While there doesn’t appear to be room to do so, Zim continues to expand. They’re not yet to scale, Yioulos says, but their product line now includes 14 different boats for training, recreational, and performance sailing. He would someday love to get his hands back on the Hobie sailing brands (another story for another day), and that would get them there, but for now he’s got his hands full.
Boat building, by the way, is not what he wants his company to be known for. “While I do consider us to be boatbuilders—it’s what we do, and we’re good at it—but for me, the whole thing is about getting people sailing, keeping them on that journey, and making it easy. That means that if we take care of the customers, we take care of the dealers [of which there are “50-ish”], we take care of the class, it’ll work out. And if I take care of my people, and my people build a great boat, the customers will be happy, and they’ll take care of the business.”

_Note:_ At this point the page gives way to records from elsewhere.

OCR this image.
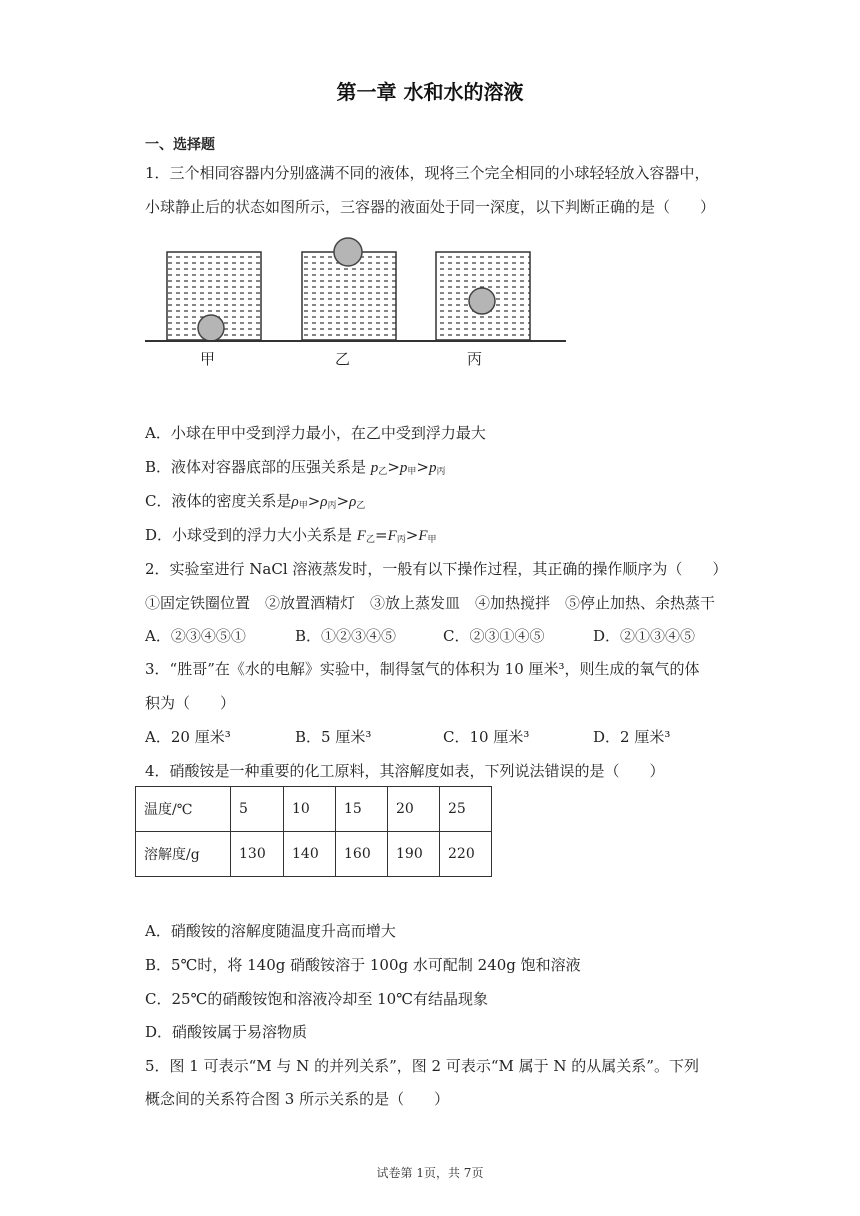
第一章 水和水的溶液
一、选择题
1．三个相同容器内分别盛满不同的液体，现将三个完全相同的小球轻轻放入容器中，
小球静止后的状态如图所示，三容器的液面处于同一深度，以下判断正确的是（　　）
甲	乙	丙
A．小球在甲中受到浮力最小，在乙中受到浮力最大
B．液体对容器底部的压强关系是 $p_乙>p_甲>p_丙$
C．液体的密度关系是$\rho_甲>\rho_丙>\rho_乙$
D．小球受到的浮力大小关系是 $F_乙=F_丙>F_甲$
2．实验室进行 NaCl 溶液蒸发时，一般有以下操作过程，其正确的操作顺序为（　　）
①固定铁圈位置　②放置酒精灯　③放上蒸发皿　④加热搅拌　⑤停止加热、余热蒸干
A．②③④⑤①	B．①②③④⑤	C．②③①④⑤	D．②①③④⑤
3．“胜哥”在《水的电解》实验中，制得氢气的体积为 10 厘米³，则生成的氧气的体
积为（　　）
A．20 厘米³	B．5 厘米³	C．10 厘米³	D．2 厘米³
4．硝酸铵是一种重要的化工原料，其溶解度如表，下列说法错误的是（　　）
温度/℃	5	10	15	20	25
溶解度/g	130	140	160	190	220
A．硝酸铵的溶解度随温度升高而增大
B．5℃时，将 140g 硝酸铵溶于 100g 水可配制 240g 饱和溶液
C．25℃的硝酸铵饱和溶液冷却至 10℃有结晶现象
D．硝酸铵属于易溶物质
5．图 1 可表示“M 与 N 的并列关系”，图 2 可表示“M 属于 N 的从属关系”。下列
概念间的关系符合图 3 所示关系的是（　　）
试卷第 1页，共 7页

Before we leave him to it, he makes a run to the supply closet next door to his office to get a box of latex gloves and a resin mixing pot that one of his builder has asked him for during our tour. But he has an impending call with the ILCA class about a 4.7 sail redesign. So, I volunteer to deliver the goods on my way out. The builders are surprised when I hand them over, with one asking, “He made you bring them down?”
“Nah,” I respond, “I just wanted one more good whiff. I love the smell of my next boat.”